A su primera mujer, la actriz Virginia Cherrill –la cieguita que vendía flores en Luces de la Ciudad de Chaplin– le daba una mensualidad de $125 porque según él con “eso le bastaba y le sobraba antes de conocerme”. Tras el escabroso divorcio, en 1935, el juez le concedió a Cherril $50 mil.
Mientras estuvo casado con la multimillonaria Barbara Hutton discutía con ella porque tenían 29 criados y para ahorrar organizaba fiestas los fines de semana cuando la servidumbre estaba libre y obligaba a sus invitados a cocinar, lavar los platos y acomodar los muebles. Vale anotar que Grant fue el único de los siete maridos de “la chica del millón de dólares” que no le chuleó un centavo.

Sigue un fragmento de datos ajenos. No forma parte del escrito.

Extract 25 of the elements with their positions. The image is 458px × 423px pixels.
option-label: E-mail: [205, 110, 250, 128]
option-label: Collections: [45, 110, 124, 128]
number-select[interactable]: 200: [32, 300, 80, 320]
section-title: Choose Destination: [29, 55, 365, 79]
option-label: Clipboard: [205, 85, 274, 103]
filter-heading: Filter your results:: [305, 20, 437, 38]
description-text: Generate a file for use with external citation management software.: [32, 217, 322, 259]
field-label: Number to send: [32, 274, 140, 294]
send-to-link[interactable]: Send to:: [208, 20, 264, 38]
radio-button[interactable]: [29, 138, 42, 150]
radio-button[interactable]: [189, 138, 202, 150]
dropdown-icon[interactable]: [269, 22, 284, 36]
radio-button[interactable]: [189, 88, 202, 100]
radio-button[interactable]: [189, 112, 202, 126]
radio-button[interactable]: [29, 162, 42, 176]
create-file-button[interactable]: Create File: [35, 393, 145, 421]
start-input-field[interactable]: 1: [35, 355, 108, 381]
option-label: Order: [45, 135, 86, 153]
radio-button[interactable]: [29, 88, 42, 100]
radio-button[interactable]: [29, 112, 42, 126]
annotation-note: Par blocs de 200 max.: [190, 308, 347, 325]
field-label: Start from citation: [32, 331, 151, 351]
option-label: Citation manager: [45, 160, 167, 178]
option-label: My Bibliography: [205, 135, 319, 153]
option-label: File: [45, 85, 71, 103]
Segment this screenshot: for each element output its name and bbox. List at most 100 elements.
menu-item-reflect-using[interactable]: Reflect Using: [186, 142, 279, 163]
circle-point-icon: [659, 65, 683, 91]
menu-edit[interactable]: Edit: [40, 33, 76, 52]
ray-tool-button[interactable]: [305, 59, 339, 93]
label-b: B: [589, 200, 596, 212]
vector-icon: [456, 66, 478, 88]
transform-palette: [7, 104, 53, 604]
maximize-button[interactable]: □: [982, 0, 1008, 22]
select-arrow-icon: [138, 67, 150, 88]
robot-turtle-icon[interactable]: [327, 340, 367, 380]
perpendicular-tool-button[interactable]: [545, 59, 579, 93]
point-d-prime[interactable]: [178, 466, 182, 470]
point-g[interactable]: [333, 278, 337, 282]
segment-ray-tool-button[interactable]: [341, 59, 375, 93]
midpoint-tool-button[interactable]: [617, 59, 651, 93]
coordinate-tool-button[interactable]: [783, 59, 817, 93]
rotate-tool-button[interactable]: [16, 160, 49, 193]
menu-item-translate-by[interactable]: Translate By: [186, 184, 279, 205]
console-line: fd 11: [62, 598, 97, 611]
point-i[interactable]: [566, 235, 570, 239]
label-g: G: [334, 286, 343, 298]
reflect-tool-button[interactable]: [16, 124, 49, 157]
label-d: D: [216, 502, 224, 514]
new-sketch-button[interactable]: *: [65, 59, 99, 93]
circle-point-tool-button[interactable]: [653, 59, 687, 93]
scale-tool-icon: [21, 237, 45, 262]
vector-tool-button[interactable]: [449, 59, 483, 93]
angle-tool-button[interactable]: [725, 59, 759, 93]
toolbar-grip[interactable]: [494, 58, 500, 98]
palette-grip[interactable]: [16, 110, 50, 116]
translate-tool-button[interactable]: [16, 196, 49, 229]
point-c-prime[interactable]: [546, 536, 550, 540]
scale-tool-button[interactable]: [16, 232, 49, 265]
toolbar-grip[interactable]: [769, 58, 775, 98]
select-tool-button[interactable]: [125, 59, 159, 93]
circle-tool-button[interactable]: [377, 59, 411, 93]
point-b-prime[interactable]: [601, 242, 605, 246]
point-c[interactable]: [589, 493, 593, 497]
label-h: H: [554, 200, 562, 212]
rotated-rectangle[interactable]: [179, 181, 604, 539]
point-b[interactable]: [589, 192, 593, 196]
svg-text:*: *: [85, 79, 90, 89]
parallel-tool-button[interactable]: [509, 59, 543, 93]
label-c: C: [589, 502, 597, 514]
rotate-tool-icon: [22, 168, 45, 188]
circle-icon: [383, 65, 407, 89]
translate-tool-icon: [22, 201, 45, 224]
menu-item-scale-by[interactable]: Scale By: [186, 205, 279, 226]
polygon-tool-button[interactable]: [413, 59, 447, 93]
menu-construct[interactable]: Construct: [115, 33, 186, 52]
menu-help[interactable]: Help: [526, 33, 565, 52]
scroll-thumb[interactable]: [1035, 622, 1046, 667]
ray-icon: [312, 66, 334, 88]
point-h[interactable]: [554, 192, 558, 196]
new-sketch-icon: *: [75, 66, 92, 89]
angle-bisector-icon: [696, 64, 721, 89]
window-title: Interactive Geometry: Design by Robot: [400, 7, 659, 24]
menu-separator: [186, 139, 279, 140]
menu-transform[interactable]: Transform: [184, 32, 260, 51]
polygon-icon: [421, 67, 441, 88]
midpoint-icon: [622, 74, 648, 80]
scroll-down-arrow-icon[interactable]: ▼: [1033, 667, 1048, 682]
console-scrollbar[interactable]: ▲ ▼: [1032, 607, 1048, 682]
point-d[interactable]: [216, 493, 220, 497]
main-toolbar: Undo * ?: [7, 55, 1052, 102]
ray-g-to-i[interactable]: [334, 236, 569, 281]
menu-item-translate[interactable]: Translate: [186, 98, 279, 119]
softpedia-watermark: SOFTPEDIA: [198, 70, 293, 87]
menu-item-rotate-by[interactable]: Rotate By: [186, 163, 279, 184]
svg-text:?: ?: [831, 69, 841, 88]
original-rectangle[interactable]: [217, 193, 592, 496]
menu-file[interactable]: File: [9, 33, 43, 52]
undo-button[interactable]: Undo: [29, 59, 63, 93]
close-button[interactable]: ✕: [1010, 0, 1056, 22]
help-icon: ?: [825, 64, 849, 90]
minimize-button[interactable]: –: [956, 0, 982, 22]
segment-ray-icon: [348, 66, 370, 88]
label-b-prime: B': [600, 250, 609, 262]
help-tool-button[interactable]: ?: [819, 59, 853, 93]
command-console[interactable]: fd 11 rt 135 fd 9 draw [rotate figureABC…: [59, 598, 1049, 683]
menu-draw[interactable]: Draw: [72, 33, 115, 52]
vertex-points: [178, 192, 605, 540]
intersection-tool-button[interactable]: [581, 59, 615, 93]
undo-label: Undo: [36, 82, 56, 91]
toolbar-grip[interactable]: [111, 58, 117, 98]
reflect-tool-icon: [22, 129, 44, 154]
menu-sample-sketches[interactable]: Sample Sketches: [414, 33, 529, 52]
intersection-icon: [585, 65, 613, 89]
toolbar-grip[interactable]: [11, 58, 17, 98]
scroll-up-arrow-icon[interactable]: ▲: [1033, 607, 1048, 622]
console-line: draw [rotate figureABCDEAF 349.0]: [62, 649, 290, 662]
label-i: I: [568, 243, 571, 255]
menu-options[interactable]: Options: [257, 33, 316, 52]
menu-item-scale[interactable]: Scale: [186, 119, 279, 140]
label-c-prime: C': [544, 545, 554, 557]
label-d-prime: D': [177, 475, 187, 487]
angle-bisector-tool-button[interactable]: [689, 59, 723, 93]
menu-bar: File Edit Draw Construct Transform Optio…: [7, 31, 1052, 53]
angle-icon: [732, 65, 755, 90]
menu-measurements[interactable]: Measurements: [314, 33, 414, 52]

La cuarta mujer, Dyan Cannon, lo acusó de zopapearla y encerrarla en un closet para que no saliera a la calle con “enaguas cortas”.
Con esa actitudes machistas intentaba ocultar sus pasiones sexuales, que según Marlene Dietrich merecían un “suspenso por marica”. En Hollywood todo se vale cuando un actor empieza y ocupa un “empujoncito”.
Algunos biógrafos aseguran que Mae West tenía una agencia de gigolós en Nueva York y Cary era el bombón de su catálogo de “escort”, donde pulió su estilo y elegancia para vestir.
Incluso, las lenguas venenosas del vertedero cinéfilo, aseguraban que Grant tenía ciertas confianzas con Orry-Kelly, el celebérrimo diseñador de modas de las más rutilantes estrellas del cine, y este le montó sonadas escenas de celos.
Los relacionistas públicos idearon truculentas campañas para presentar a Cary Grant como un garañón; en un reportaje periodístico lo llamaban “el atleta consumado”, por sus acrobacias eróticas.
Una de sus víctimas fue Sofía Loren, a quien sedujo en Orgullo y Pasión ; él le prometió dejar a su esposa Betsy Drake, pero la Loren estaba muy enamorada de Carlo Ponti y prefirió un pájaro en mano.
Pese a su innegable talento, Grant nunca ganó un Óscar por rebelde; pero –según el crítico Luis Bonet– porque “la estatuilla estaba destinada a actores que hacían de enfermos, malos o parapléjicos y eso era algo que con él no iba”.
Cary Grant centró su vida en la riqueza y la fama; si bien era uno de los actores más acaudalados del mundo cuando murió – el 29 de noviembre de 1986– hallaron en su cadáver un raro amuleto que le recordaba sus años de miseria: un pedazo de mecate viejo.